I really get stressed this time of year. Not that I’m normally sweet and calm, but the holiday season turns me from a slightly neurotic hag into a raging hormonal wildebeest.
I think I’ve identified my problem–the gap between my expectations and reality are huge.
I expect more from myself in December. I want to give my kids such a nice season that I’m paralyzed by doubt and inactivity. I’d like to give them magical childhood memories instead of future topics of discussion at therapy. Perhaps I’m re-parenting my pitiful little inner child. That never turns out well.
Right now I’m thinking about making gingerbread houses with my younger kids. Instead I’m spinning my wheels and being grumpy. It just seems like a lot of work.

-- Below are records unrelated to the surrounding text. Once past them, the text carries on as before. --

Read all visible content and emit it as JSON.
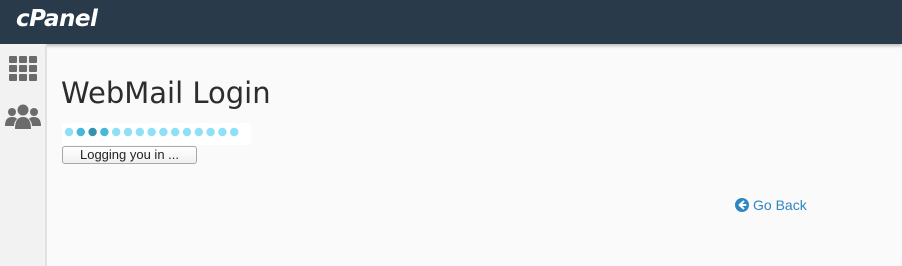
{
  "header": {
    "logo_text": "cPanel"
  },
  "sidebar": {
    "items": [
      {
        "icon": "grid-icon",
        "label": ""
      },
      {
        "icon": "users-icon",
        "label": ""
      }
    ]
  },
  "main": {
    "title": "WebMail Login",
    "status_button_label": "Logging you in ...",
    "go_back_label": "Go Back",
    "loader": {
      "dot_count": 15,
      "colors": {
        "idle": "#8ee0f6",
        "active": "#47b8d8",
        "active_dark": "#3392b0"
      }
    }
  },
  "colors": {
    "header_bg": "#293a4a",
    "sidebar_bg": "#f2f2f2",
    "link": "#2e86c1"
  }
}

And then the cat will lick it or a squirrel is break into the house and vandalize it.
Not really, but that picture from here was adorable and I had to use it.
Anyway, the only thing all my problems have in common is me, so I’m going to set my expectations low this month, like this MSNBC article suggests, and just try to do the next good thing.
So, I’m going to stop brooding about bad Christmases-gone-by and try to make this one as good as I can without making myself miserable with insane expectations of a Martha Stewart Christmas. I’ll leave the hand-made soaps to the experts.
What do you stress over? What are you going to let go this year? Have a plan for an easy gingerbread house?